どんな音が鳴り響いたのか?
「クラシック迷宮図書館 片山杜秀の本(3)」のなかの「ハルビン、わがふるさと」という章(初出は1999年12月の“レコード芸術”)。
日本にはじめてやってきた外来プロ・オーケストラとは?1925年の東支鉄道交響楽団といってしまっていいのでは?東支鉄道響とはつまりハルビン響であり、むろんロシアの植民都市、ハルビンに所在したロシア人の交響楽団である。正確にいえば25年に、そのメンバーを主体とする40人ほどのロシア人が来日し、これに日本人楽員を加えて臨時オケを作り、東京と大阪で“日露交歓交響管弦楽大演奏会”と銘うって、カリンニコフの交響曲第1番、リムスキー=コルサコフの《シェエラザード》、ベートーヴェンの5番と7番の交響曲などを演奏したのだ。これが日本の地に“ほんもののオーケストラの音”が鳴り響いた最初だった。……
とある。
ロシア人40人に、地元日本人がどのくらい加わったのか、そしてまたその応援団員の技量がいかほどのものだったのかはわからないが、ここで注目すべきはプログラムにカリンニコフの交響曲第1番が入っていることである。
カリンニコフを広く知らしめたナクソスの功績
私が初めてカリンニコフ(Vasily Sergeyevich Kalinnikov 1866-1901 ロシア)の作品を聴いたのは、1981年のこと。

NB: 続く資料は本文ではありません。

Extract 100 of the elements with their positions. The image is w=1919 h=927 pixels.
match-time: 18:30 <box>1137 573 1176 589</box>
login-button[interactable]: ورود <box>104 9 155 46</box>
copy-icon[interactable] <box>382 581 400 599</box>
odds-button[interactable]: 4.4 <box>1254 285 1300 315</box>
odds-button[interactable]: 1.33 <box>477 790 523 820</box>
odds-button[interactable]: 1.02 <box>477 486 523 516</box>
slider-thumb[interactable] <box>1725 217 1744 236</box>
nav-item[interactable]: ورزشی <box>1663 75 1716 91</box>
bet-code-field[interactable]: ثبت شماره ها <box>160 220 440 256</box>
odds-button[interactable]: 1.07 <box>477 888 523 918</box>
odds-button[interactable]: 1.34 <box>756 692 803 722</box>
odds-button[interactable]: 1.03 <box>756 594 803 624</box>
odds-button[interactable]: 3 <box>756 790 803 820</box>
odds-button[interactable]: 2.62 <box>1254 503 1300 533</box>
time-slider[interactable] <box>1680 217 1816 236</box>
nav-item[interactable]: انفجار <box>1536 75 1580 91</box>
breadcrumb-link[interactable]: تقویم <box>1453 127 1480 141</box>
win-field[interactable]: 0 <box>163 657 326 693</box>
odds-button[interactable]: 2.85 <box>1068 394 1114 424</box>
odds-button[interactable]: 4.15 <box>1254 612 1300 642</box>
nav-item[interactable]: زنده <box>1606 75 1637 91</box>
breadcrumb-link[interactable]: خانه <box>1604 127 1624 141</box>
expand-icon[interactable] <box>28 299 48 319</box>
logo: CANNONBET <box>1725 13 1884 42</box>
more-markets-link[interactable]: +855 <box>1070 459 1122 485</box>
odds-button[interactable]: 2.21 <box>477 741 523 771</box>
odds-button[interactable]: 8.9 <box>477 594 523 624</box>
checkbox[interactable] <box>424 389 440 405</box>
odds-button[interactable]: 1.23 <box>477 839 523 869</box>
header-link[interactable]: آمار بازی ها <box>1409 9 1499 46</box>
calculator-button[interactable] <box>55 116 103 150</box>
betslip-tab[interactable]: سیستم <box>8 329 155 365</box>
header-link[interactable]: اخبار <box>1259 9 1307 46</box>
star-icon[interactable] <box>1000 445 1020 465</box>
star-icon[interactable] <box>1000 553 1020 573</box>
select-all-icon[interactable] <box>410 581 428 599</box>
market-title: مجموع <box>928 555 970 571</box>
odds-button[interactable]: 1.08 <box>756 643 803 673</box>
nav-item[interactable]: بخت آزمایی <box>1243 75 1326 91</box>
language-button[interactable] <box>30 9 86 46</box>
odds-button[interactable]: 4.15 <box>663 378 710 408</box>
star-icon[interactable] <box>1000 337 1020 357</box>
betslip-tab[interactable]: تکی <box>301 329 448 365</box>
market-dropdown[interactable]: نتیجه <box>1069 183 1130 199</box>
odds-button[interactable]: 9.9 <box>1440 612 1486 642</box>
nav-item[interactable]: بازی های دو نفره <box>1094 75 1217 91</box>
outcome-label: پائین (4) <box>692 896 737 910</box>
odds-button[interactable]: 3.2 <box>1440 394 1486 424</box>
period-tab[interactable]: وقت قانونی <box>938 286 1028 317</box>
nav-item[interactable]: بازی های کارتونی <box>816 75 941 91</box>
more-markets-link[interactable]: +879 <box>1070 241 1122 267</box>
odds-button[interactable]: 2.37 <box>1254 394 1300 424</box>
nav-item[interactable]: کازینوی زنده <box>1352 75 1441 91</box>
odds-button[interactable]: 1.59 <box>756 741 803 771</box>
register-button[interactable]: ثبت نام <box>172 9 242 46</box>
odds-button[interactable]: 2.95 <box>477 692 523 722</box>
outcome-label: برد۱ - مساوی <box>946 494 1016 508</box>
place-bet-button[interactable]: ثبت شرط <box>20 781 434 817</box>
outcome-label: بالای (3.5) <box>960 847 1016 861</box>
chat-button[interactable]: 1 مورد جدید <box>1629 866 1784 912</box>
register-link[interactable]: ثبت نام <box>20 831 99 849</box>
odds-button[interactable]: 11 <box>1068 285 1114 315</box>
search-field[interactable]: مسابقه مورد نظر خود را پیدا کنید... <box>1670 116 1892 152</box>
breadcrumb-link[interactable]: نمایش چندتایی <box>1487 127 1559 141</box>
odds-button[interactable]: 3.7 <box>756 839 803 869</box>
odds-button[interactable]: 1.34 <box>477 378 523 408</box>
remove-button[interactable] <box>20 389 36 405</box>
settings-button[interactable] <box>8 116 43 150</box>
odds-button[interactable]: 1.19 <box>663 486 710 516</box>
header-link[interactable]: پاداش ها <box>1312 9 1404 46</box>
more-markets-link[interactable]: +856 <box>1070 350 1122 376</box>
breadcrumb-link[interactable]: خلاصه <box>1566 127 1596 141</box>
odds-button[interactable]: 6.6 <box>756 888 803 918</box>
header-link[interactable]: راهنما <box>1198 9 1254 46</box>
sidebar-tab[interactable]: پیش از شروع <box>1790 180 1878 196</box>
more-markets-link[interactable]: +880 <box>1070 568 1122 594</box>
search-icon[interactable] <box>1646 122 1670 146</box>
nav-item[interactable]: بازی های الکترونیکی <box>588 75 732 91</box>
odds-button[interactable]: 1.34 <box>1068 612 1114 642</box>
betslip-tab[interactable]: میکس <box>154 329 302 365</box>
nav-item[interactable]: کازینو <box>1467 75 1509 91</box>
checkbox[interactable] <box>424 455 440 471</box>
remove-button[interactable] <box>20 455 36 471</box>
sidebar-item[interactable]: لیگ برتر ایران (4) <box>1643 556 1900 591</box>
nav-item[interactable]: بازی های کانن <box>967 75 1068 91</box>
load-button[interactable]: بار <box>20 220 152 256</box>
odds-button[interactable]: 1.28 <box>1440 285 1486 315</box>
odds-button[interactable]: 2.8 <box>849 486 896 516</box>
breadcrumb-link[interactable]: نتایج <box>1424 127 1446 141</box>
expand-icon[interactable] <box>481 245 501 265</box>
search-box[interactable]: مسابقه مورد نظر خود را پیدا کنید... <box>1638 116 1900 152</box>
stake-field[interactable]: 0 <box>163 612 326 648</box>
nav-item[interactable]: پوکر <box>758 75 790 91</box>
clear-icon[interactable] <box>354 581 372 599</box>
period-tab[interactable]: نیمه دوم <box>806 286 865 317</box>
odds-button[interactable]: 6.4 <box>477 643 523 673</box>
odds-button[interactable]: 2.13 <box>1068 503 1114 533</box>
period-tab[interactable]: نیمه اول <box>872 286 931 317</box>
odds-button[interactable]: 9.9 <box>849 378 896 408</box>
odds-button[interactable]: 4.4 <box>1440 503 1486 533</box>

それこそ今後が心配な玉光堂の、当時は札幌でいちばんクラシックのLPが豊富に品ぞろえされていたすすきの店で買ったのだった(現在のすすきの店はラフィラという商業施設(=旧ヨークマツザカヤ→ロビンソン)の中にあるが、そことは別で、すすきの交差点の大通り側のケンタッキーの並びにあった)。
メロディアの廉価盤(1,500円)で、なんか聞いたことのない作曲家だけど買ってみるべさと、購入。
スヴェトラーノフ指揮の交響曲第2番イ長調(1895-97)だった。
これにはまった。
チャイコフスキーと比べるとヒステリックではなく、大河のように壮大、雄大。かといって、ロシア五人組ほど野暮ったくない。
メロディーが水だとしたら、この曲を耳にした私はもうセーム皮状態。あぁ、浸み込んでくるぅっ!
人によっては瀬川瑛子のようにボーっとしてない?と感じるかもしれないが、いえいえこのマッタリ感がまた魅力なのだ。
ロシア国民楽派とチャイコフスキーの両方をいいとこどりした、カツ丼のような存在だ。よく意味がわからんけど。
それから15年後。
今度は交響曲第1番ト短調(1894-95)を知った。
いまでこそあまり不自由しないくらいの数のカリンニコフのCD(交響曲に限るが)があるが、当時は極めてレア。
買ったCDはクチャル/ウクライナ国立交響楽団による演奏。第2番とのカップリング。
このナクソスによるクチャル盤によって、多くの人がカリンニコフの魅力を知ったはずだ。
そしてまた、ナクソスの名を世間に知らしめた1枚とも言える。
その第1番が、よりによってわが国で初めて“ほんもののオーケストラ”が鳴り響いたプログラムに入っていたとは!
カリンニコフの交響曲を1度でいいから生演奏で聴いてみたいと願っている私にとっては、「なんでそんなときに取り上げるんだよ!」と悪態のひとつもつきたくなる。しかも、1925年のことだから、作曲されてまだ30年の“ゲンダイオンガク”だったのだ。
そのときの演奏を聴いた人たちがどんな感想をもったのか、とても興味深い。
日記に“カリーンニコーフ氏の交響樂第壱番は、遠き露西亜の凍てつく大地にて暮らしを營む人々の悲しみをあらわしているやうであつた”とか書き残している人はいないものか。いないものだよな。
ナクソスに敬意を表し、クチャル/ウクライナ国立交響楽団の演奏を。
1994年録音。
オーケストラの響きがやや薄く感じるところがあるが、レベルの高い演奏だ。